Вот смотрите: в 90-е Москва стала расти внутрь и повышать этажность, потому что развиваться вширь уже не могла — мешала область. Это, вдобавок к развязанным рукам инвесторов, привело к тому, что в ближайшие двадцать лет 70% земель столицы планируется застроить жилыми домами. При этом площадь дорог вырастет только на 30%. То есть строятся дома, увеличивается плотность населения (Москва занимает второе место в мире по этому показателю после Гонконга), а транспортные проблемы не решаются. 90% транспортных узлов центра города работают в режиме исчерпанной пропускной способности, а четверть — в условиях критической перегрузки. Вот откуда пробки. На Западе этого нет — там понимают важность транспортных магистралей для жизни даже маленького городка. У городов Европы и Америки многофокусная композиция: их центры разнесены, и эти центры обычно соединяют несколько главных проспектов.
— Куда дальше пойдет архитектура? Что нового в ней появится?
— Появятся новые формы и материалы, будет использоваться новая техника, возникнут новые типы сборно-разборных зданий. Мы в России еще живем в веке индустриальном. Отличительная черта этого века — гигантские комбинаты-общежития. Они подобны муравейникам. В них используются старые технологии, запатентованные лет восемьдесят назад, — бетонные конструкции, панели. Они энергоемки, ресурсоемки, трудны в процессе транспортировки и долги в эксплуатации. Наши дома дороже европейских в два-три раза. Ведь на Западе используют деревянные конструкции, современные утеплители. Там строят дом на поколение. Им не нужны монументы на века.
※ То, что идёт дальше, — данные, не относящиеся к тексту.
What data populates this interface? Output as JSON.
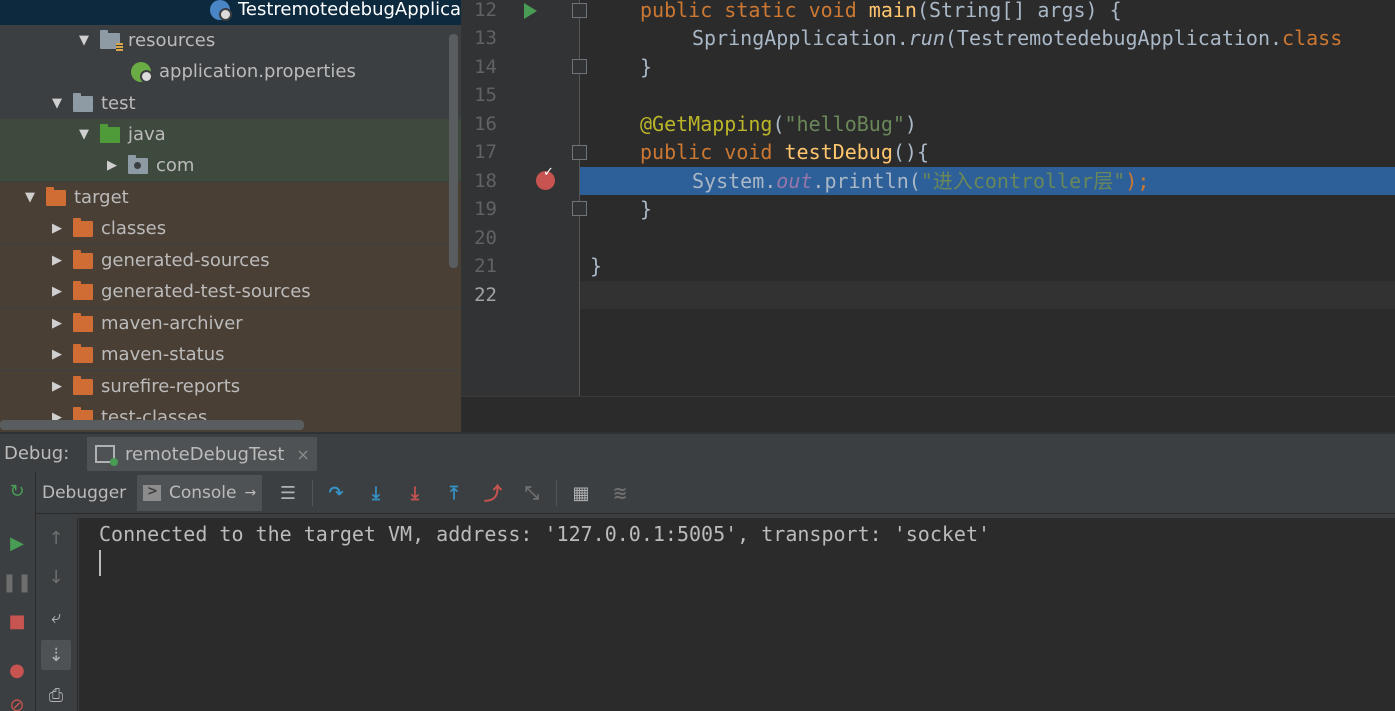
{
  "project_tree": {
    "items": [
      {
        "label": "TestremotedebugApplica"
      },
      {
        "label": "resources"
      },
      {
        "label": "application.properties"
      },
      {
        "label": "test"
      },
      {
        "label": "java"
      },
      {
        "label": "com"
      },
      {
        "label": "target"
      },
      {
        "label": "classes"
      },
      {
        "label": "generated-sources"
      },
      {
        "label": "generated-test-sources"
      },
      {
        "label": "maven-archiver"
      },
      {
        "label": "maven-status"
      },
      {
        "label": "surefire-reports"
      },
      {
        "label": "test-classes"
      }
    ]
  },
  "editor": {
    "line_numbers": [
      "12",
      "13",
      "14",
      "15",
      "16",
      "17",
      "18",
      "19",
      "20",
      "21",
      "22"
    ],
    "code": {
      "l12_kw": "public static void ",
      "l12_fn": "main",
      "l12_rest": "(String[] args) {",
      "l13_a": "SpringApplication.",
      "l13_run": "run",
      "l13_b": "(TestremotedebugApplication.",
      "l13_class": "class",
      "l14": "}",
      "l16_ann": "@GetMapping",
      "l16_open": "(",
      "l16_str": "\"helloBug\"",
      "l16_close": ")",
      "l17_kw": "public void ",
      "l17_fn": "testDebug",
      "l17_rest": "(){",
      "l18_a": "System.",
      "l18_out": "out",
      "l18_b": ".println(",
      "l18_str": "\"进入controller层\"",
      "l18_c": ");",
      "l19": "}",
      "l21": "}"
    },
    "colors": {
      "keyword": "#cc7832",
      "method": "#ffc66d",
      "string": "#6a8759",
      "annotation": "#bbb529",
      "highlight": "#2d6099"
    }
  },
  "debug": {
    "title": "Debug:",
    "tab_label": "remoteDebugTest",
    "tab_close": "×",
    "debugger_tab": "Debugger",
    "console_tab": "Console",
    "console_output": "Connected to the target VM, address: '127.0.0.1:5005', transport: 'socket'"
  }
}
— Что тогда делать с эстетикой? Вряд ли она будет учитываться в городах-конструкторах. К примеру, Тольятти, который вы же и проектировали. Абсолютно безликий индустриальный город.
— Это эстетика 60-х, модернизм, прямые линии и углы, почти по Корбюзье. Конец индустриального века. Дома-башни, плавающие в зелени. Не поверите, но пятиэтажки того времени — наше достижение. Районы этих домов заросли деревьями и превратились в города-сады. Добавьте к этому высокую степень благоустройства, развитую инфраструктуру, устоявшиеся социальные связи. Во Франции такие здания, кстати, включены в программу «Современное наследие» и считаются национальным достоянием. А мы их сносим...
Другое дело, что морально они уже устарели. Сегодня на смену индустриализации идет индивидуализация. Человек будет сам проектировать свой дом в зависимости от характера и потребностей. Можно сказать, что будущее за архитектурной эклектикой.
Возьмем мой любимый Нью-Йорк. В нем множество контрастов, в нем живут люди разных национальностей. Этот город волнует меня своим архитектурным разнообразием. Это эклектика — и замечательно! Потому что это богатство жизни. А унифицированный город стрижет вас и меня под одну гребенку. Вот отчего в Москве такая ненависть к иногородним.
— Ваш рецепт идеального города?
— Это город многоцентровый, на базе индивидуально спроектированных домов, с развитой инфраструктурой. Город, приближенный к природе. Во Флориде я видел такое: здания стоят у искусственного канала. На работу их жители ездят по дороге на автомобилях, а на отдых — на лодках по воде. Это называется двойной системой коммуникаций. Потрясающе!